Evidence presented here highlights some of the difficult deliberations in considering HIV in the context of sexual offences legislation, an important area that deserves further attention by human rights and HIV activists. As the UNAIDS policy brief notes:

“Governments should also strengthen and enforce laws against rape (inside and outside marriage), and other forms of violence against women and children; improve the efficacy of criminal justice systems in investigating and prosecuting sexual offences against women and children, and support women’s equality and economic independence, including through concrete legislation, programmes and services. These are the most effective means of protecting women and girls from HIV infection and should be given the highest priority.” Citation4

Initial support for laws criminalising HIV transmission or exposure by women’s advocates underscores their frustration that states have failed to address sexual violence, abusive intimate relationships and gender inequalities effectively.

The evidence underlines the importance of addressing the HIV epidemic and its social drivers, including gender inequality and violence, through the implementation of provisions set out in human rights instruments,Citation17 Citation18 Citation35 and increased evidence-based prevention rather than punitive measures that are difficult and arbitrary to enforce and may result in human rights violations.

It also demonstrates the need to expand HIV testing – including to men – in a way that takes account of the gender dynamics in many countries with a generalised HIV epidemic, and that addresses gender inequality and violence against women. It shows the need to emphasise that sexual health, safe sex and the prevention of HIV infection is everyone’s responsibility, not only of people living with HIV and AIDS.

The introduction of HIV-specific criminalisation laws will undermine human rights.

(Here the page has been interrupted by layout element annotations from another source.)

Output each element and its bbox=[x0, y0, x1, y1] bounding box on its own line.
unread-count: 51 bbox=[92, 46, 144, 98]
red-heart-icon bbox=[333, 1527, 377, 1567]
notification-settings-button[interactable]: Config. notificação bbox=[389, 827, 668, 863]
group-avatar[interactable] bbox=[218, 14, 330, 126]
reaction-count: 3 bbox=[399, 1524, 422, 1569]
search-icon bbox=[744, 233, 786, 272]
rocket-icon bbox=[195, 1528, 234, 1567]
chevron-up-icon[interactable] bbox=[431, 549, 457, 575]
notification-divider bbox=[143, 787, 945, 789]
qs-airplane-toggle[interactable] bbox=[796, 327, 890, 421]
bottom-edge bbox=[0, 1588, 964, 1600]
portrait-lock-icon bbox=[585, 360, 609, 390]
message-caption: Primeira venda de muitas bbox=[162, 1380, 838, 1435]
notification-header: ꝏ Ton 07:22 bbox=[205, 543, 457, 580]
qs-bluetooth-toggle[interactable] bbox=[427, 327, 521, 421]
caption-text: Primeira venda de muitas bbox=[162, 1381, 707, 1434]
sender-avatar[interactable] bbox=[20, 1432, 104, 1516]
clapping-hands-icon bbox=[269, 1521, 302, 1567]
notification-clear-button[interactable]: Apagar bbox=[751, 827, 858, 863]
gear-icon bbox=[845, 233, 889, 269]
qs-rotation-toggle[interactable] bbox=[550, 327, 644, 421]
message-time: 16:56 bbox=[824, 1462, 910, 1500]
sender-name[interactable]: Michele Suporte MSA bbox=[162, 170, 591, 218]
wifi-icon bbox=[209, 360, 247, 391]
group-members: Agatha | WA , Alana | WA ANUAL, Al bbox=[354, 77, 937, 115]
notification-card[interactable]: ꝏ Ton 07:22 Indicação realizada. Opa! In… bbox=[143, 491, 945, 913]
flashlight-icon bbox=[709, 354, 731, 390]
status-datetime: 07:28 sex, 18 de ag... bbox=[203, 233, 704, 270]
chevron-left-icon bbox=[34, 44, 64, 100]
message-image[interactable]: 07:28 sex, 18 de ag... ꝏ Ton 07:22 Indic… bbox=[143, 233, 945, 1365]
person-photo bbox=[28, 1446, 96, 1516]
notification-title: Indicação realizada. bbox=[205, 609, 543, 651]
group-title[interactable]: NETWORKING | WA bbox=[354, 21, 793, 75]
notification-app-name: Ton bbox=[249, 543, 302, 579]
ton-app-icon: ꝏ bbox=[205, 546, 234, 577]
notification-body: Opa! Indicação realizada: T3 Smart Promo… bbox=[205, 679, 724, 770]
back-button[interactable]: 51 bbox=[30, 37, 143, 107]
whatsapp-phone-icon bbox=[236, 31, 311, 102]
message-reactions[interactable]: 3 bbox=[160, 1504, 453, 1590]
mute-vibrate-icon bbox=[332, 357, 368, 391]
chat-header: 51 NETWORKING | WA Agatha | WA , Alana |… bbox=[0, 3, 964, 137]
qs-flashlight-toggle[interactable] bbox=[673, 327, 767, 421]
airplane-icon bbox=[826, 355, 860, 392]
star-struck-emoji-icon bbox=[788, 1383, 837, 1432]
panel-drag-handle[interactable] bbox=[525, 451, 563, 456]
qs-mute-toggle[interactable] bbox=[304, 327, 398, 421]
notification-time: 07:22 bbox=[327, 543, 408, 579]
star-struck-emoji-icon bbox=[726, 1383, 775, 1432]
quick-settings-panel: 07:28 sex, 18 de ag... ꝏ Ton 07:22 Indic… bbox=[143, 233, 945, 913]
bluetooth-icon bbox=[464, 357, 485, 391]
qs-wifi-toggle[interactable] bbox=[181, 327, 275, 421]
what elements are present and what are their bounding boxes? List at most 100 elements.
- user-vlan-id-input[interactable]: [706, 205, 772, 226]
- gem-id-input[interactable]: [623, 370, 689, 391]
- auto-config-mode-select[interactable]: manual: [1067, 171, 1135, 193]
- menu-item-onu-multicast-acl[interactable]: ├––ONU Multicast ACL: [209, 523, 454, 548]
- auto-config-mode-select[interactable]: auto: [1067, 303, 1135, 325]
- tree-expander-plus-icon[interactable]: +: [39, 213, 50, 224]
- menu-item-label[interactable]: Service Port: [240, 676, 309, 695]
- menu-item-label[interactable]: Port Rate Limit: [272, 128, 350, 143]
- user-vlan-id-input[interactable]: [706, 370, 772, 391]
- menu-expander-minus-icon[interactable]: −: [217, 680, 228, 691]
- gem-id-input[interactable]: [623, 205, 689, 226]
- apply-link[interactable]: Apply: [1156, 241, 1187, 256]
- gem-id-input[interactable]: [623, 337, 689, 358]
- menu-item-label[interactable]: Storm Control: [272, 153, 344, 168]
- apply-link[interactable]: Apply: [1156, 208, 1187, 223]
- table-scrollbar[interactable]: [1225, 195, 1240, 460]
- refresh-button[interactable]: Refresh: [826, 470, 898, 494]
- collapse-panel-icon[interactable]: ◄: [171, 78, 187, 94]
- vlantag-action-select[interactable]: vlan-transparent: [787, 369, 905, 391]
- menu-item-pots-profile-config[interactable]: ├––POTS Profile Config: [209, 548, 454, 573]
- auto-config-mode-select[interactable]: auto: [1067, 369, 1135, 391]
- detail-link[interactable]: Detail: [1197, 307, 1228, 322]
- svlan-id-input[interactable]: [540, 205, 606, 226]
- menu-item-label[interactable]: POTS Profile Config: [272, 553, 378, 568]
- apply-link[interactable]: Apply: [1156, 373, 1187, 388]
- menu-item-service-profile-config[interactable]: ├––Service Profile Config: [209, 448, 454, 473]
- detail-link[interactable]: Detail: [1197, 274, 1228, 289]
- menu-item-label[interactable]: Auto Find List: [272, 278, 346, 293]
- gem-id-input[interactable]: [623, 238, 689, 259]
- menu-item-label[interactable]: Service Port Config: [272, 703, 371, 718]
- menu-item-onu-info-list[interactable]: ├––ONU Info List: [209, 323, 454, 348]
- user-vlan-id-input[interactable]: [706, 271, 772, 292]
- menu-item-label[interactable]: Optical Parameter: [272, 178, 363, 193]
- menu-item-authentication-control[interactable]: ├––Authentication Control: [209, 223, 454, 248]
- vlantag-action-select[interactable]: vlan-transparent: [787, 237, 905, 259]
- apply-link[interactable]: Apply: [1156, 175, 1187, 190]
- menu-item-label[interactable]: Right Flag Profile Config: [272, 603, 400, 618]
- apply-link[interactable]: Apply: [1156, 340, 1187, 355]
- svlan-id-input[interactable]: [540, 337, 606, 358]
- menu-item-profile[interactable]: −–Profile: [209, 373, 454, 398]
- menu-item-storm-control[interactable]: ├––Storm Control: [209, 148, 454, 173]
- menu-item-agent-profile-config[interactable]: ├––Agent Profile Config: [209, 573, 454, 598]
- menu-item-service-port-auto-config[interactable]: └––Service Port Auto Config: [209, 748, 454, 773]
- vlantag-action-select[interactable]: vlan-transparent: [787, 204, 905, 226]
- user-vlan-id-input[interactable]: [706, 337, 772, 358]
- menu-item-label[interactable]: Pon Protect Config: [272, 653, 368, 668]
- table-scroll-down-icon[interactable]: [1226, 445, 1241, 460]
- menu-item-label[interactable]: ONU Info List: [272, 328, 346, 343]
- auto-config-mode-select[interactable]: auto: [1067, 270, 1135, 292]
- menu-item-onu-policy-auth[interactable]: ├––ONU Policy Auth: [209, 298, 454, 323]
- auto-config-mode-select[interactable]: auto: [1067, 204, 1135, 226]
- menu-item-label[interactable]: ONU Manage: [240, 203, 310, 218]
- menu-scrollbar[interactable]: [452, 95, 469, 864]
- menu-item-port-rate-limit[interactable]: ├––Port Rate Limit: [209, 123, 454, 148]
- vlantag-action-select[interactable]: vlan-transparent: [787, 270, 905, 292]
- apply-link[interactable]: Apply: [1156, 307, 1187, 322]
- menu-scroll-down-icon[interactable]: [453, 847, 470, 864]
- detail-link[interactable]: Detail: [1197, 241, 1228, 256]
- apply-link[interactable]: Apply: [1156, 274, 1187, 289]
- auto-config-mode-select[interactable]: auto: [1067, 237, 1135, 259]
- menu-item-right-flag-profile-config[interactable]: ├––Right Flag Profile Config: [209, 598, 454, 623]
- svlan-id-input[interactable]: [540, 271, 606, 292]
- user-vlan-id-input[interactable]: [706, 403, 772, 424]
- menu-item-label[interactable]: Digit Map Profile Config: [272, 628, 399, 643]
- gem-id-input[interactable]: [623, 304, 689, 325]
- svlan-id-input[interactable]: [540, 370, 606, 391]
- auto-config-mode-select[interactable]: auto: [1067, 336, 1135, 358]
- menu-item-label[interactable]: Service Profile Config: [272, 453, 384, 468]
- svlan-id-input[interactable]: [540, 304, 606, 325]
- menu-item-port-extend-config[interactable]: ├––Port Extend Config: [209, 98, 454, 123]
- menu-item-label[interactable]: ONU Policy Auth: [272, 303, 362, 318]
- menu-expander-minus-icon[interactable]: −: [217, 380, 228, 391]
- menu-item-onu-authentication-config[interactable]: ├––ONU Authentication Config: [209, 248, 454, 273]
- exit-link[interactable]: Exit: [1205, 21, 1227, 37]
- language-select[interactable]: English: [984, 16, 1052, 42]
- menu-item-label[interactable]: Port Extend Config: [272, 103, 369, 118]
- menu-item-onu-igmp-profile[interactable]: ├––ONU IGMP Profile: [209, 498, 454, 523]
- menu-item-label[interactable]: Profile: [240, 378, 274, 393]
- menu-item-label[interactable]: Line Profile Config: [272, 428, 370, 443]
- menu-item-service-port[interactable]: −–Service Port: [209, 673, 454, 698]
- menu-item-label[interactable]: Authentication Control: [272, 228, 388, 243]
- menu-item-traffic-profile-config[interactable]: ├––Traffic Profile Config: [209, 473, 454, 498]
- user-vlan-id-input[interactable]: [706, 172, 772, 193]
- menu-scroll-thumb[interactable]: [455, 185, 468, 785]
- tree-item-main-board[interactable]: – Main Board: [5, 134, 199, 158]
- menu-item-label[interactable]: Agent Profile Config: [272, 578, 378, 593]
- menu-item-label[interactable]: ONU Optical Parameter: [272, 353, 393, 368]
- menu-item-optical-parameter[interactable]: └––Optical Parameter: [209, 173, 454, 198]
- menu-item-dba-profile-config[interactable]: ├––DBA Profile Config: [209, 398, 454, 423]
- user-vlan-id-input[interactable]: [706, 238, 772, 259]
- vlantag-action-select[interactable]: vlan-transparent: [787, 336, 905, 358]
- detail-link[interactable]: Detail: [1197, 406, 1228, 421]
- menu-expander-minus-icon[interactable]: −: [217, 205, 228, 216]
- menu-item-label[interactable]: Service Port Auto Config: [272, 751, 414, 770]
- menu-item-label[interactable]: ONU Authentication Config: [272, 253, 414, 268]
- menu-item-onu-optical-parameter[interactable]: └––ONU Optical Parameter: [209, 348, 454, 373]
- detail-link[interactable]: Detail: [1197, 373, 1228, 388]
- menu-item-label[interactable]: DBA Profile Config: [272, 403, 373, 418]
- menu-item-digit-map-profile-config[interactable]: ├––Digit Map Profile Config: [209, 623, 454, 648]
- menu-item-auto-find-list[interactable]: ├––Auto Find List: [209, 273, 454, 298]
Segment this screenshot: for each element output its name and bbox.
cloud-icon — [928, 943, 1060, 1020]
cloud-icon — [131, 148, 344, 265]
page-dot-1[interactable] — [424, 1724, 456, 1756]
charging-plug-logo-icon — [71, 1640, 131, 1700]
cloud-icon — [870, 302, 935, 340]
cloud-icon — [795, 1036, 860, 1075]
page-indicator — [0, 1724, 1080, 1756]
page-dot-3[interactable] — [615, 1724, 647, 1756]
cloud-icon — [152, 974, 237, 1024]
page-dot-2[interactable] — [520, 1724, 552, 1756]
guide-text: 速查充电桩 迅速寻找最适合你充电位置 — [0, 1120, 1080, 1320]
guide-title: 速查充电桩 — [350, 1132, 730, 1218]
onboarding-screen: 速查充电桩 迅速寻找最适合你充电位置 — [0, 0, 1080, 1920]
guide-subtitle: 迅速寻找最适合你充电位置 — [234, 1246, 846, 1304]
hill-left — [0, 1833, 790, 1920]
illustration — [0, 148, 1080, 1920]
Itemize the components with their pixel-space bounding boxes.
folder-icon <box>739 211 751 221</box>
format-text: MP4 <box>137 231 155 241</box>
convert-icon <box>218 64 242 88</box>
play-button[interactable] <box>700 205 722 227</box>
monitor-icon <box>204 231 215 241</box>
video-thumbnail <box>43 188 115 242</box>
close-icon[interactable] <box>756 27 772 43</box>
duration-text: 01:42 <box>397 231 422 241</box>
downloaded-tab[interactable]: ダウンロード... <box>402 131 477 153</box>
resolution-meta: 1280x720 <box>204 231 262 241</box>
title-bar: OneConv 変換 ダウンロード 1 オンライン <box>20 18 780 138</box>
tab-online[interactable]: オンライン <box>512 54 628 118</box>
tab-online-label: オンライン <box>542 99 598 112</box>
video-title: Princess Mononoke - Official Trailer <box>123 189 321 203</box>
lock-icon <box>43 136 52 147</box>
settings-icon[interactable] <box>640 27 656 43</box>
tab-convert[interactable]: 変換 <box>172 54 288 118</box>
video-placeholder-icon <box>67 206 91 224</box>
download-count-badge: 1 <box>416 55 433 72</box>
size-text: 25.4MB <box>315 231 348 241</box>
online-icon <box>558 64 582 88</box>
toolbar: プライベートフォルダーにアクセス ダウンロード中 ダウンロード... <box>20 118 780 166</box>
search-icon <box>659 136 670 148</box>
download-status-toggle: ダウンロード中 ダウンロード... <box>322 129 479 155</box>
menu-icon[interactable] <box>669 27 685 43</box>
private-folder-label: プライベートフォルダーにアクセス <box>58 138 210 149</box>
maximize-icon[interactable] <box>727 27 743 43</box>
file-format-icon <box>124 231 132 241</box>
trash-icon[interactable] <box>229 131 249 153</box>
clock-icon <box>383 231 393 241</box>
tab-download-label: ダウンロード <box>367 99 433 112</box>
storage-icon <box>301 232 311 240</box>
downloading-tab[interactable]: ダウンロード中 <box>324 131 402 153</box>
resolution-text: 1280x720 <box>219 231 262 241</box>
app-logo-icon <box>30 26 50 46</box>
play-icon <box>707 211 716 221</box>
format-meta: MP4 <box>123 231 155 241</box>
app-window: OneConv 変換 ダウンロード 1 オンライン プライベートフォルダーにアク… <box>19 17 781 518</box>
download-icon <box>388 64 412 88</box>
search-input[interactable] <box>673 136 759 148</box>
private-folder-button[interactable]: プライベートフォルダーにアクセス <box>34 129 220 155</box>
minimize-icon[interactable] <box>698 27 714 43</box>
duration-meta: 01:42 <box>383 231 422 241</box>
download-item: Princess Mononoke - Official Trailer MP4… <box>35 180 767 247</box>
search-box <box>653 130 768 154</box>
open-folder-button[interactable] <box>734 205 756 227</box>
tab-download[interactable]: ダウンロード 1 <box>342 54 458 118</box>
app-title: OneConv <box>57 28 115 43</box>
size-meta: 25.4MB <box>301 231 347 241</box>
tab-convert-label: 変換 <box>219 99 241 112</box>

The only way to begin to address and to eliminate the marginalisation and stigmatisation of people living with HIV is to ensure that all laws and policies relevant to HIV are based on principles of human rights.

The impetus of policymakers needs to change from use of the criminal law in cases of HIV transmission to focusing on laws and policies that address and work towards the elimination of all forms of sexual violence, including access to effective justice and support services for survivors.

Note

The views expressed in this paper do not necessarily represent the policies of Amnesty International. The authors accept sole responsibility for the content of the paper.

Notes

* In the UK, phylogenetic tests of the virus have been used in criminal cases alleging the transmission of HIV; these has demonstrated the limitations of this method.Citation14

† The International Community of Women Living with HIV/AIDS,Citation10 Canadian HIV/AIDS Legal Network,Citation1 Open Society Institute,Citation7 and International Planned Parenthood FederationCitation6 have all published briefings or reports on this since 2007.

* A large amount of the evidence drawn upon in these papers is from South Africa, given the high levels of both sexual violence and HIV and AIDS.